A gunman has opened fire at a church near San Antonio in Texas, killing more than two dozen people in the deadliest church shooting in modern U.S. history, officials say. The suspect fled the scene but was later found dead.
The incident happened at about 11:20 a.m. CT on Sunday when officers were called to reports of an active shooter at the First Baptist Church in Sutherland Springs, a small community in Wilson County, about 28 miles (45 kilometers) southeast of San Antonio.
Freeman Martin, the regional director of the Texas Department of Public Safety, said the suspect was dressed in all-black, tactical-type gear with a ballistic vest as he exited his vehicle and opened fire. He then entered the church building and continued to fire with a semi-automatic rifle.
Dozens of worshippers were gathered at the church for a Sunday service.
A local resident who heard the gunfire grabbed his rifle and engaged the shooter as he exited the church, according to multiple witnesses. The suspect, who was later identified as 26-year-old Devin Kelley, dropped his weapon and fled the scene in his vehicle.
The citizen pursued the suspect until his vehicle went off the roadway and crashed in neighboring Guadalupe County. Deputies who responded to the scene found the gunman deceased of a gunshot wound, but it was not immediately clear whether he had killed himself or was struck by the citizen’s gunfire.
The Texas Department of Public Safety confirmed that at least 26 people were killed in the shooting, including 23 people who were found dead inside the church building, 2 people who died outside the church, and 1 person who died at a local hospital. The death toll does not include the shooter.
A number of children were reported to be among the victims, including a 7-year-old girl who was killed and a 5-year-old boy who suffered serious injuries after being shot four times. Pastor Frank Pomeroy, who was out of town with his wife, said their 14-year-old daughter was also killed.
In addition to those who died, at least 20 people were taken to area hospitals with injuries ranging from minor to critical.
There was no immediate word on a possible motive for the massacre, which is the deadliest mass shooting in the history of Texas and the deadliest church shooting in modern U.S. history. Investigators said there is no indication that Kelley, who is from the city of New Braunfels, was linked to terrorism.
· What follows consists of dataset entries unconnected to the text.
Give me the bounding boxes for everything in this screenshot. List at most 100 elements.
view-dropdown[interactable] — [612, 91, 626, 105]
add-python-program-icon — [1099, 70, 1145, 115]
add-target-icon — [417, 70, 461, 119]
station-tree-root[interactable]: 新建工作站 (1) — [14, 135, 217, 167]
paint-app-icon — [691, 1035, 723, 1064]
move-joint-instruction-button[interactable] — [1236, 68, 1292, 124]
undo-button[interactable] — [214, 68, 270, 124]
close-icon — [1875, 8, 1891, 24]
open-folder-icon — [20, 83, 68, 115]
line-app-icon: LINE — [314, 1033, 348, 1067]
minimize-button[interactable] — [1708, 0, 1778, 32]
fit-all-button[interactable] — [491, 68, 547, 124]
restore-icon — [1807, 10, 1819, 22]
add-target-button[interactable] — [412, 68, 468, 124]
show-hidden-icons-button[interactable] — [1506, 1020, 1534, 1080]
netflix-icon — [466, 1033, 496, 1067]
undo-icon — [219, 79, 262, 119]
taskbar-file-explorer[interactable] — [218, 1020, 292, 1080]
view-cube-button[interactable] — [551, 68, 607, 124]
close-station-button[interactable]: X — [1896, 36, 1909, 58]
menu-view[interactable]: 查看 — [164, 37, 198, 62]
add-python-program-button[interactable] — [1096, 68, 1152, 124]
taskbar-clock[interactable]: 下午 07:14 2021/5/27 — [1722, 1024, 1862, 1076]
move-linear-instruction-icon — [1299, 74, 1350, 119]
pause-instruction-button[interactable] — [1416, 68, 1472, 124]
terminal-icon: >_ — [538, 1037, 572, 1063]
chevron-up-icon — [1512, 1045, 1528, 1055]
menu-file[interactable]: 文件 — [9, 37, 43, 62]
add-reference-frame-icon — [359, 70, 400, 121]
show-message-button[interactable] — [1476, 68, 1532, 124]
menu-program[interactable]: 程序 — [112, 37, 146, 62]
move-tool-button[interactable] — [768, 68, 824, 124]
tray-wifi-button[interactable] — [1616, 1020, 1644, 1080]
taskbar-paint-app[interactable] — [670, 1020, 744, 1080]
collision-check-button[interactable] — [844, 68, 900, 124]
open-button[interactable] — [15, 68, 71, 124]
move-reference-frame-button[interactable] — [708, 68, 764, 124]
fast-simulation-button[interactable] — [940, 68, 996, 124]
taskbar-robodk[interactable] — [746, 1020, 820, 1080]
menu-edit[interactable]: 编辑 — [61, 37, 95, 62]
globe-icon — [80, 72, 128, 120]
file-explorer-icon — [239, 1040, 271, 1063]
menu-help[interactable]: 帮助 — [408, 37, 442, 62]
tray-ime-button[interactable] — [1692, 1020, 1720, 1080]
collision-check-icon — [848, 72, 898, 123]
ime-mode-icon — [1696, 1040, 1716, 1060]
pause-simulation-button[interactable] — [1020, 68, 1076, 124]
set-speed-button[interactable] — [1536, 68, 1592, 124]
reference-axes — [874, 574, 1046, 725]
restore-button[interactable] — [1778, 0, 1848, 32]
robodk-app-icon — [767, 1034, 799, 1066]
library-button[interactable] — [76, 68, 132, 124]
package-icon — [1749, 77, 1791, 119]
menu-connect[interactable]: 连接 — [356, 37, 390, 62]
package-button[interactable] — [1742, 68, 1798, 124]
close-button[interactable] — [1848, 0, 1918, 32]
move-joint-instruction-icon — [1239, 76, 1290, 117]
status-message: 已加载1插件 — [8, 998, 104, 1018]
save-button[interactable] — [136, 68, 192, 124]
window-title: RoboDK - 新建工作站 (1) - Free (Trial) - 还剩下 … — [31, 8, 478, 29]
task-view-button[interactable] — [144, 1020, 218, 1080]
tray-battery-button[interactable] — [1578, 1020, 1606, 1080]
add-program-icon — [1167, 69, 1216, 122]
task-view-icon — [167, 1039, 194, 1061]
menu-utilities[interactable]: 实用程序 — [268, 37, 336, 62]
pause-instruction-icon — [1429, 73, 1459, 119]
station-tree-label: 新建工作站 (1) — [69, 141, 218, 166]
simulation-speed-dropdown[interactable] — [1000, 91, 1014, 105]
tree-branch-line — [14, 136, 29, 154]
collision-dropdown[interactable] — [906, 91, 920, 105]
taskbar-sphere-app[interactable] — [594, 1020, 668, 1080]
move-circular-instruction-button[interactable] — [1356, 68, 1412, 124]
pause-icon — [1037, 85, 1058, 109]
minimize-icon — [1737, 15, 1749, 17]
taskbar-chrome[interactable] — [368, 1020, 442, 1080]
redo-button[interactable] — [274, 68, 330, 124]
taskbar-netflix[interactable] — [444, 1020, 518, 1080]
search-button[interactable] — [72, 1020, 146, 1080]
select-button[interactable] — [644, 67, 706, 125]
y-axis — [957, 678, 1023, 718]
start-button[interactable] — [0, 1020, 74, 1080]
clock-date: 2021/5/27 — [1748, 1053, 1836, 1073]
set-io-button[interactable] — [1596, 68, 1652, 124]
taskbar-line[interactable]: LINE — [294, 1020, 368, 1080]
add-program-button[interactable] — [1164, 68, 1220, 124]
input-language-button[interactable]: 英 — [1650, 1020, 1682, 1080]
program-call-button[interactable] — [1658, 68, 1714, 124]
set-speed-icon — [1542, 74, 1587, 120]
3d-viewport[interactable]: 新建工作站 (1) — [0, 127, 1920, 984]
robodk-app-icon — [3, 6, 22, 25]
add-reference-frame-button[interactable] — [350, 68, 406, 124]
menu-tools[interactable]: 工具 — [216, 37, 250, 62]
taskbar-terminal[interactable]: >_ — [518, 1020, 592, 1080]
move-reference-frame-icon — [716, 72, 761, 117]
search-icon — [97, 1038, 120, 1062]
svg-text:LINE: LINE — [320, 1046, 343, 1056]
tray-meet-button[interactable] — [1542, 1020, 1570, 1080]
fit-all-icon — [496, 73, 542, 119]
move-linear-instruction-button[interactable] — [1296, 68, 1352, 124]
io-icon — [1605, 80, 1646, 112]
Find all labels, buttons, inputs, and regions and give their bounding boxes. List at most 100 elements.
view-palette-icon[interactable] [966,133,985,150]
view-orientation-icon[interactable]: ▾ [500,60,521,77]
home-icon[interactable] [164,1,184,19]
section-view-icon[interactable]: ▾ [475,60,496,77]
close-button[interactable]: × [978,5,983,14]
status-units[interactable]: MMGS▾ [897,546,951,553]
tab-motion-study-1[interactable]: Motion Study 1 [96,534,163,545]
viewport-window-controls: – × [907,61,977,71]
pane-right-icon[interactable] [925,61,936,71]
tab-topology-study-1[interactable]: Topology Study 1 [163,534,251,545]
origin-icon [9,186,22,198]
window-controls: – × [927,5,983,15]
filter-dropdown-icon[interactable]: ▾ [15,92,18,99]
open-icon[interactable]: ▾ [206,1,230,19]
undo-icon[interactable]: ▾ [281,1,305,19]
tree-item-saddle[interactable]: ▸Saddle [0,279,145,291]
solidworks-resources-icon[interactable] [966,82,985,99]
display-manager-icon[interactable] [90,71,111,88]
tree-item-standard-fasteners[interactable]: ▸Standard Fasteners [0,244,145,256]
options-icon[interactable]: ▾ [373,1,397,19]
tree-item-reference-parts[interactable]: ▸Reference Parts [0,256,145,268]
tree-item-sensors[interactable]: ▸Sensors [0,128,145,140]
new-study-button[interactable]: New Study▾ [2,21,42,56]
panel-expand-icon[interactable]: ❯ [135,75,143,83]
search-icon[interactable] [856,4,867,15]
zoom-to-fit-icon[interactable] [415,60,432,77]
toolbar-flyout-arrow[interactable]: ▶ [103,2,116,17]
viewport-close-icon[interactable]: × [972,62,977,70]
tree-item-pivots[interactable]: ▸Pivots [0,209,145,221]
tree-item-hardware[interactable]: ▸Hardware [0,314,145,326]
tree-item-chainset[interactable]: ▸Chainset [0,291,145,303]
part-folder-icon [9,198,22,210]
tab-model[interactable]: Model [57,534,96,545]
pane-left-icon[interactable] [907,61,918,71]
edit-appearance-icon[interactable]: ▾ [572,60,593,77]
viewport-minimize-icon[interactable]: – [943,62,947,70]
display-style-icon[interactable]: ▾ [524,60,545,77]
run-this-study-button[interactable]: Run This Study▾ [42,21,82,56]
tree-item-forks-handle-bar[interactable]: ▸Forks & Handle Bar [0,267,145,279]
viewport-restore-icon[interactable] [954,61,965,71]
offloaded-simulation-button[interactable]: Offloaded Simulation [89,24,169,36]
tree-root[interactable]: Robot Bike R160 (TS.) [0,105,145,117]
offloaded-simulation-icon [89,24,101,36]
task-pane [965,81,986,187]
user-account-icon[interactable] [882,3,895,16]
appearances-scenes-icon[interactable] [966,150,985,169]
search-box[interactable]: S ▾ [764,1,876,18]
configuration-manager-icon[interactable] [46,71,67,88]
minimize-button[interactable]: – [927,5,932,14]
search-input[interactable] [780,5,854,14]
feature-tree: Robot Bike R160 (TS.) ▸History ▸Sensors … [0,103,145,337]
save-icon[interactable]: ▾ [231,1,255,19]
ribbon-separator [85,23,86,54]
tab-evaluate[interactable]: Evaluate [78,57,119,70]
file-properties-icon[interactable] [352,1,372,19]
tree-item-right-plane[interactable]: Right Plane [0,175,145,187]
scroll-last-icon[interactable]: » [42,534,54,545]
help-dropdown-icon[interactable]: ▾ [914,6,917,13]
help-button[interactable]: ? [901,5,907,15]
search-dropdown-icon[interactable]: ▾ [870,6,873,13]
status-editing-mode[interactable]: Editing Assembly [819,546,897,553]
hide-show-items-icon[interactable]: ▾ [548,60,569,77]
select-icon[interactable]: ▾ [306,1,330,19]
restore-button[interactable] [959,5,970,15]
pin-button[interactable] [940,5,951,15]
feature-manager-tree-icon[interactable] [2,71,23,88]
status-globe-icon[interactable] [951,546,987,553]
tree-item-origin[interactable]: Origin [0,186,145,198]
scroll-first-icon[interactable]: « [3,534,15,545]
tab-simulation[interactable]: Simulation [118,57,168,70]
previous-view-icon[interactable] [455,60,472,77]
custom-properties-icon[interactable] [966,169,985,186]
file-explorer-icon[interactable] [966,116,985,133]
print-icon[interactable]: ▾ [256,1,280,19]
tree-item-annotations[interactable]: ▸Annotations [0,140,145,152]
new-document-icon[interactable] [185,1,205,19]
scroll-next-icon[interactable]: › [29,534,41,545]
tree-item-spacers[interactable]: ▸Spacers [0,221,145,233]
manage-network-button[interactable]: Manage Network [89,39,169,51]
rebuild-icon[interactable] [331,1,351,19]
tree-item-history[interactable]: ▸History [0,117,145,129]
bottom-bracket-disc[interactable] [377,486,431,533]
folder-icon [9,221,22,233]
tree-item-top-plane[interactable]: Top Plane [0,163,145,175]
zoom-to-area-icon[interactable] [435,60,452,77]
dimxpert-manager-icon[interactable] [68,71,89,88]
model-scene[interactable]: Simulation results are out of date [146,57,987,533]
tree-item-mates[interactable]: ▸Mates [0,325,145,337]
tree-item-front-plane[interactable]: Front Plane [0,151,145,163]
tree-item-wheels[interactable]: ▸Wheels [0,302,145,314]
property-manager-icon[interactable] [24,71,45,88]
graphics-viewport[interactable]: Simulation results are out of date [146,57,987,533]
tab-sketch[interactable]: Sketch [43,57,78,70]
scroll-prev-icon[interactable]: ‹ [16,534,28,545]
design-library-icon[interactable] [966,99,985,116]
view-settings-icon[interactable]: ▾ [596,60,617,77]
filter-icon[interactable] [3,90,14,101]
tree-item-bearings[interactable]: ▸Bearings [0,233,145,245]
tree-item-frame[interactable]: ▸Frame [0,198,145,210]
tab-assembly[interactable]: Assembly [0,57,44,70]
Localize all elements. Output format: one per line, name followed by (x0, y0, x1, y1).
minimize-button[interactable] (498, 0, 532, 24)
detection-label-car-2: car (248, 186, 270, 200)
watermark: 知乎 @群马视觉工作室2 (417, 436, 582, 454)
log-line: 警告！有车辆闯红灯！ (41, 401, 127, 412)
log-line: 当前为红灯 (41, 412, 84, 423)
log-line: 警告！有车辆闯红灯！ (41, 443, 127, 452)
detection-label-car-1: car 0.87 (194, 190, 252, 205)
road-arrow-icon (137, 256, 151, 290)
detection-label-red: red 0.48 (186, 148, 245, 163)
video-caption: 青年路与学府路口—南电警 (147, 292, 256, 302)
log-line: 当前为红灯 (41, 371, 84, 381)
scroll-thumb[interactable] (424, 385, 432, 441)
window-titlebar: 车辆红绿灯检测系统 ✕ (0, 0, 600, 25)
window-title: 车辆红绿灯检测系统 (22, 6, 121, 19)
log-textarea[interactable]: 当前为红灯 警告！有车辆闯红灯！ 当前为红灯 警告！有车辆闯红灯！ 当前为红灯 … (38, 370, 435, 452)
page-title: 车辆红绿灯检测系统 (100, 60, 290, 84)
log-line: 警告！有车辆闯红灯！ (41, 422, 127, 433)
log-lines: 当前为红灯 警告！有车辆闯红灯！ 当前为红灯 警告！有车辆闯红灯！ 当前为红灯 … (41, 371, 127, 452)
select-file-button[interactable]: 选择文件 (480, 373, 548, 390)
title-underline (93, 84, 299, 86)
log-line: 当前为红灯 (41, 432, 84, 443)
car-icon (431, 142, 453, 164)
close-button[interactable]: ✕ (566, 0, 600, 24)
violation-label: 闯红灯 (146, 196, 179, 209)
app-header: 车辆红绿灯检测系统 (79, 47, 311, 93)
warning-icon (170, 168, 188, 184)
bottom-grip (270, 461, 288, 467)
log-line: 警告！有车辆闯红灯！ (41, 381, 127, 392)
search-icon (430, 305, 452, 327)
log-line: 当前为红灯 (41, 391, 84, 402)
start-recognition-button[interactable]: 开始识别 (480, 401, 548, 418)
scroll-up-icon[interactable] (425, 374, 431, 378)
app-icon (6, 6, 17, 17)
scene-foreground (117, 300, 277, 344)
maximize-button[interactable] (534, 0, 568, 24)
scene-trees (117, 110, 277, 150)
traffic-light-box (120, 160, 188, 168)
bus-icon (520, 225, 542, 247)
Kelley joined the U.S. Air Force in 2010 and served in Logistics Readiness at Holloman Air Force Base in New Mexico, according to Air Force spokeswoman Ann Stefanek. She said Kelley received a Bad Conduct Discharge and confinement for 12 months after being court-martialed in 2012 for assaulting his spouse and their child.
Later, after being discharged from the Air Force in 2014, Kelley briefly taught at a summer Bible school. He does not appear to have had links to the First Baptist Church, although his mother-in-law is reported to be living in Sutherland Springs. It is unknown whether she was at the church at the time of the shooting.
“While the details of this horrific act are still under investigation, Cecilia and I want to send our sincerest thoughts and prayers to all those who have been affected by this evil act,” Texas Governor Greg Abbott said. “I want to thank law enforcement for their response and ask that all Texans pray for the Sutherland Springs community during this time of mourning and loss.”
President Donald Trump, who is currently on a visit to Japan, condemned the attack and ordered the flag of the United States to be flown at half-staff until Thursday night.
“This horrible act of evil occurred as the victims and their families were in their place of sacred worship,” Trump said in a statement. “We cannot put into words the pain and grief we all feel, and we cannot begin to imagine the suffering of those who lost the ones they loved. Our hearts are broken.”